The original C-Band satellite TV systems used a Low Noise Amplifier connected to the feedhorn at the focal point of the dish. The amplified signal was then fed via very expensive 50 Ohm impedance coaxial cable to an indoor receiver or in other designs fed to a downconverter (a mixer and a voltage tuned oscillator with some filter circuitry) for downconversion to an intermediate frequency. The channel selection was controlled, typically by a voltage tuned oscillator with the tuning voltage being fed via a separate cable to the headend. But this simple design evolved.
Designs for microstrip based converters for Amateur Radio frequencies were adapted for the 4 GHz C-Band.

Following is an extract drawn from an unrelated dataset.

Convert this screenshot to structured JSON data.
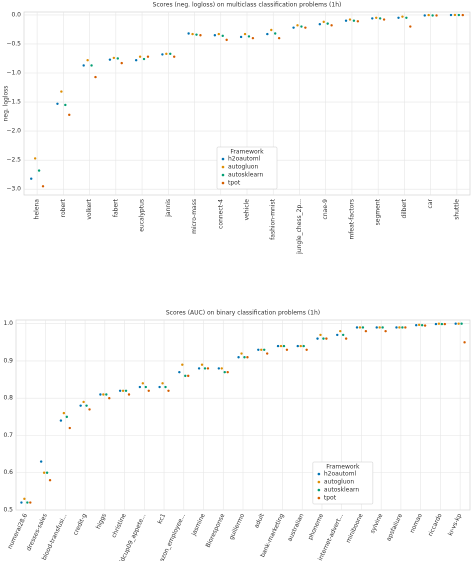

Central to these designs was concept of block downconversion of a range of frequencies to a lower, and technologically more easily handled block of frequencies (intermediate frequency).
The advantages of using an LNB are that cheaper cable could be used to connect the indoor receiver with the satellite TV dish and LNB, and that the technology for handling the signal at L-Band and UHF was far cheaper than that for handling the signal at C-Band frequencies. The shift to cheaper technology from the 50 Ohm impedance cable and N-Connectors of the early C-Band systems to the cheaper 75 Ohm technology and F-Connectors allowed the early satellite TV receivers to use, what were in reality, modified UHF TV tuners which selected the satellite television channel for down conversion to another lower intermediate frequency centered on 70 MHz where it was demodulated. This shift allowed the satellite television DTH industry to change from being a largely hobbyist one where receivers were built in low numbers and complete systems were expensive (costing thousands of Dollars) to a far more commercial one of mass production.
Direct broadcast satellite dishes are fitted with an LNBF, which integrates the feedhorn with the LNB.
The satellite receiver demodulates and converts the signals to the desired form (outputs for television, audio, data, etc.). Sometimes, the receiver includes the capability to unscramble or decrypt; the receiver is then called an Integrated receiver/decoder or IRD. The cable connecting the receiver to the LNBF or LNB must be of the low loss type RG-6, quad shield RG-6 or RG-11, etc. It cannot be standard RG-59.
(A new form of omnidirectional satellite antenna, which does not use a directed parabolic dish and can be used on a mobile platform such as a vehicle, was recently announced by the University of Waterloo.